Modern orthodontics makes frequent use of nickel-titanium archwires and temperature-sensitive materials. When cold, the archwire is limp and flexible, easily threaded between brackets of any configuration. Once heated to body temperature, the archwire will stiffen and seek to retain its shape, creating constant light force on the teeth.

Brackets with hooks can be placed, or hooks can be created and affixed to the archwire to affix rubber bands to. The placement and configuration of the rubber bands will depend on the course of treatment and the individual patient. Rubber bands are made in different diameters, colors, sizes, and strengths. They are also typically available either colored or clear/opaque.

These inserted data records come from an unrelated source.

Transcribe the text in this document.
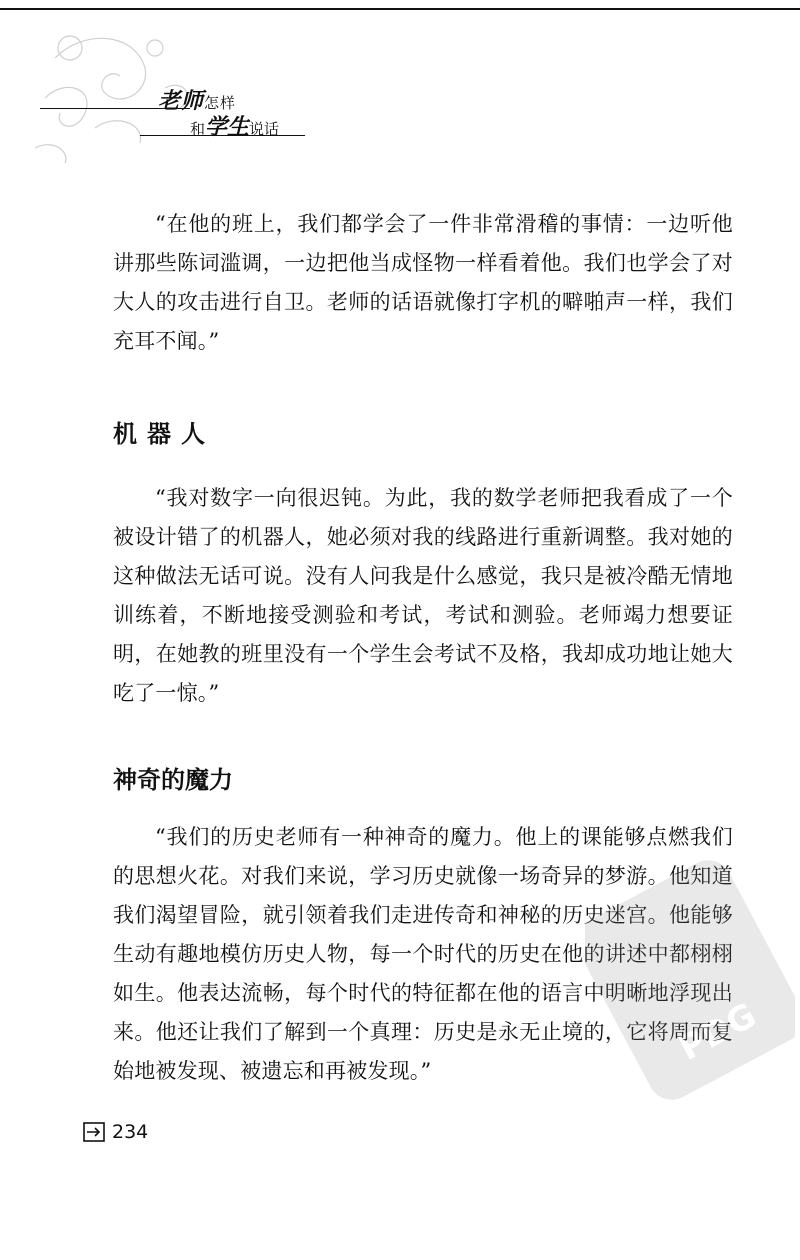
老师怎样
和学生说话

“在他的班上，我们都学会了一件非常滑稽的事情：一边听他讲那些陈词滥调，一边把他当成怪物一样看着他。我们也学会了对大人的攻击进行自卫。老师的话语就像打字机的噼啪声一样，我们充耳不闻。”

机器人

“我对数字一向很迟钝。为此，我的数学老师把我看成了一个被设计错了的机器人，她必须对我的线路进行重新调整。我对她的这种做法无话可说。没有人问我是什么感觉，我只是被冷酷无情地训练着，不断地接受测验和考试，考试和测验。老师竭力想要证明，在她教的班里没有一个学生会考试不及格，我却成功地让她大吃了一惊。”

神奇的魔力

“我们的历史老师有一种神奇的魔力。他上的课能够点燃我们的思想火花。对我们来说，学习历史就像一场奇异的梦游。他知道我们渴望冒险，就引领着我们走进传奇和神秘的历史迷宫。他能够生动有趣地模仿历史人物，每一个时代的历史在他的讲述中都栩栩如生。他表达流畅，每个时代的特征都在他的语言中明晰地浮现出来。他还让我们了解到一个真理：历史是永无止境的，它将周而复始地被发现、被遗忘和再被发现。”

PDG
234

When applying another type of dental brace, such as Invisalign, the process is quite different but there are similarities like the initial steps of molding the teeth before application. With Invisalign, impressions of the patient's teeth are sent for evaluation. After viewing and determining the best course of action for the patient, their series of trays are created. The patients dentist or orthodontist receives the trays which fit to the patients mouth almost like a protective mouthpiece.

There are some forms of braces in which the brackets are placed in a special form which are customized to the patients mouth. This reduces the application time for the traditional type of braces. The form contains the metal brackets which are placed in the patients mouth like a mouth guard, drastically reducing the application time.

In many cases there is insufficient space in the mouth for all the teeth to fit properly. There are two main procedures to make room in these cases. One is extraction: teeth are removed to create more space. The second is expansion: the palate or arch is made larger by using a palatal expander. Expanders can be used with both children and adults. Since the bones of adults are already fused, expanding the palate is not possible without surgery to unfuse them. An expander can be used on an adult without surgery, but to expand the dental arch, and not the palate.

Every three to six weeks, the braces must be adjusted. This helps shift the teeth into the correct position. When they get adjusted, the orthodontist removes the colored or metal ligatures keeping the archwire in place. The archwire is then removed, and may be replaced or modified. When the archwire has been placed back into the mouth, the patient may choose a color for the new elastic ligatures, which are then affixed to the metal brackets. The adjusting process may cause some discomfort, which is normal.